A new filing by the District of Columbia attorney general in a federal lawsuit challenging the presence of thousands of National Guard troops in the capital cited recently obtained emails suggesting troops would be deployed to Washington at least until the summer of 2026. The suit claims that members of the National Guard, which Mr. Trump began deploying to Washington in early August, were involved in local law enforcement activities – and were trained in handcuffing and other civilian policing activities. technical — in violation of federal law.
Troop deployments in Illinois have remained blocked by lower court rulings, but that could change now that the administration has asked the Supreme Court for emergency intervention. In their filings, administration lawyers argue that courts do not have the authority to review Mr.

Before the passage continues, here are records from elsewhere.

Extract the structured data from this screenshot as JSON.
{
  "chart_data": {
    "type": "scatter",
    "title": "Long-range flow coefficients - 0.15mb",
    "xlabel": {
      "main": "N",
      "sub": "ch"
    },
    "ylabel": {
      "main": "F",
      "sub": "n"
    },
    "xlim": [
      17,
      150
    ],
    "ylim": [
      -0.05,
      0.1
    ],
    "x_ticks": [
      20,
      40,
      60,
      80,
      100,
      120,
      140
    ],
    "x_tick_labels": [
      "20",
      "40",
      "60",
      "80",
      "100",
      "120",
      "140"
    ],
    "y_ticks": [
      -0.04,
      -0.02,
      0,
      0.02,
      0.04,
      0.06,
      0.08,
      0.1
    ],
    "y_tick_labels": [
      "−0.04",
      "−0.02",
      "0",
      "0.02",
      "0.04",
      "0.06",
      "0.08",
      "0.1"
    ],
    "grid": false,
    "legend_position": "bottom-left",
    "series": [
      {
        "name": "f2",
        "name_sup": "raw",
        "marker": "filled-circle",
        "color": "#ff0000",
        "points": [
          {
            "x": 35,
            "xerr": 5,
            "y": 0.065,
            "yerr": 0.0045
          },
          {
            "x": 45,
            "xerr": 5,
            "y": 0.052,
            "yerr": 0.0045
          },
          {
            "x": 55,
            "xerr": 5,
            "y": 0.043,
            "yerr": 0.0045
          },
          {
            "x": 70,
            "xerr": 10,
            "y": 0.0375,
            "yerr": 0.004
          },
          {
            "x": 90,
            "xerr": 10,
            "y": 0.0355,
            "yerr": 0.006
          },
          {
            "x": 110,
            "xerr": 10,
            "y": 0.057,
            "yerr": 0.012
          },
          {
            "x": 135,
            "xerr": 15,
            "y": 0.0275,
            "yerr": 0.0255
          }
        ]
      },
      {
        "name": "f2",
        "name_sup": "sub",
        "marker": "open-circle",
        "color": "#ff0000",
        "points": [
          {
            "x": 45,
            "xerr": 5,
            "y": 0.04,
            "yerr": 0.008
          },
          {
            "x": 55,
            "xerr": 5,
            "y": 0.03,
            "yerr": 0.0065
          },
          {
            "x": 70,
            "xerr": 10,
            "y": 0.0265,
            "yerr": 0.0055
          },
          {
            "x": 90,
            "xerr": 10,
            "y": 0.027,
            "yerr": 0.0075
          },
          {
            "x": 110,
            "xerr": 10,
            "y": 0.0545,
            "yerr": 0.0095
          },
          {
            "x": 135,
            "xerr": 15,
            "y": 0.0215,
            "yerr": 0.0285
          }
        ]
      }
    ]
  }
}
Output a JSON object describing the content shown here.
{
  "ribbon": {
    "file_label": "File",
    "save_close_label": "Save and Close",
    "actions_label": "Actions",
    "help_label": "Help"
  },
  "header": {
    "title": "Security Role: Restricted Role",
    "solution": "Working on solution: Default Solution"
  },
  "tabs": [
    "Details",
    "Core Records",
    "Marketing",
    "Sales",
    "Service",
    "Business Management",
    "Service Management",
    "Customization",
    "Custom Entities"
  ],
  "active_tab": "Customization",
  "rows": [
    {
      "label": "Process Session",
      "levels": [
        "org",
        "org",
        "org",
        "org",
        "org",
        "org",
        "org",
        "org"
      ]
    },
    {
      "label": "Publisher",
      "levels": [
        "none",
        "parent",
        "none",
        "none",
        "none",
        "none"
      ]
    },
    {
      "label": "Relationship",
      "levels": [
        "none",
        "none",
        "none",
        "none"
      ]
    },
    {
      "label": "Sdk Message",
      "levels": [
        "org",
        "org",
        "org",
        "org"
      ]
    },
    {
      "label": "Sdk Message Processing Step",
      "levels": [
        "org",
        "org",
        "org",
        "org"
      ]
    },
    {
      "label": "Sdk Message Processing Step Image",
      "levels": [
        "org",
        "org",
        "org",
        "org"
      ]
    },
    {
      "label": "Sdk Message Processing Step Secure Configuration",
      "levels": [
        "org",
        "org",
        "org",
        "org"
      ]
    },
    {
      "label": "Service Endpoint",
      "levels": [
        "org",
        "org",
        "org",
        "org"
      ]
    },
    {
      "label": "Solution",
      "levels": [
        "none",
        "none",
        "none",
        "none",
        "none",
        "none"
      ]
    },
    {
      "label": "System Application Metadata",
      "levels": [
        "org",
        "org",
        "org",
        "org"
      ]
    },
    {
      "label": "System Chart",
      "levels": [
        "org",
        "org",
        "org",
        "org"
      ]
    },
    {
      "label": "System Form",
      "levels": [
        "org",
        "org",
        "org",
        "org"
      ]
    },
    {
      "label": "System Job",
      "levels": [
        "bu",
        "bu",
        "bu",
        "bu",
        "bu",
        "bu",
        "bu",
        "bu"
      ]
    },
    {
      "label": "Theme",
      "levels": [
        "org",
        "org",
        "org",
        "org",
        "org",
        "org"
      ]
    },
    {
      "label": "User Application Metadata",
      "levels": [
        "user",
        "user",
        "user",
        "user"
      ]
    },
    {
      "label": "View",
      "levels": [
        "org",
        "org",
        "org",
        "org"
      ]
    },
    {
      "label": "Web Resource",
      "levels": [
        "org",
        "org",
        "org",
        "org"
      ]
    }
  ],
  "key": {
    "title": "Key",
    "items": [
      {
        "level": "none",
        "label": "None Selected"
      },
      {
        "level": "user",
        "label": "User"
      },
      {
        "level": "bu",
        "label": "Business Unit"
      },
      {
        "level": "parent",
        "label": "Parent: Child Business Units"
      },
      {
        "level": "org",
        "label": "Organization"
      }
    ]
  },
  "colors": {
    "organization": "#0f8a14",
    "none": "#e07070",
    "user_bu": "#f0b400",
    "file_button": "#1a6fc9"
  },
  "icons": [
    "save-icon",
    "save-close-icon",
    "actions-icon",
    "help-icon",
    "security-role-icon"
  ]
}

Trump’s decision to deploy the National Guard.
In a response Monday, Illinois lawyers argued that giving the executive branch such broad authority would be a misinterpretation of precedent and that an “unnecessary deployment” of troops would “increase tensions and undermine the ordinary law enforcement activities of the state and local entities.”
“No protest activity in Illinois has rendered the President incapable of executing federal law,” Illinois Attorney General Kwame Raoul and lawyers for the city of Chicago told the judges.
Monday The Ninth Circuit’s decision is unlikely to be the final word in the dispute over Portland’s deployment. In addition to Oregon and Portland’s request for a broader hearing by the Ninth Circuit judges, Judge Immergut scheduled trial on the entire lawsuit filed by the state and city for October 29.
Oregon Attorney General Dan Rayfield said in a statement that Monday’s ruling “would give the president unilateral authority to put Oregon troopers on our streets with almost no justification.”
“We are on a dangerous path in America,” he said.
Campbell Robertson reports contributed.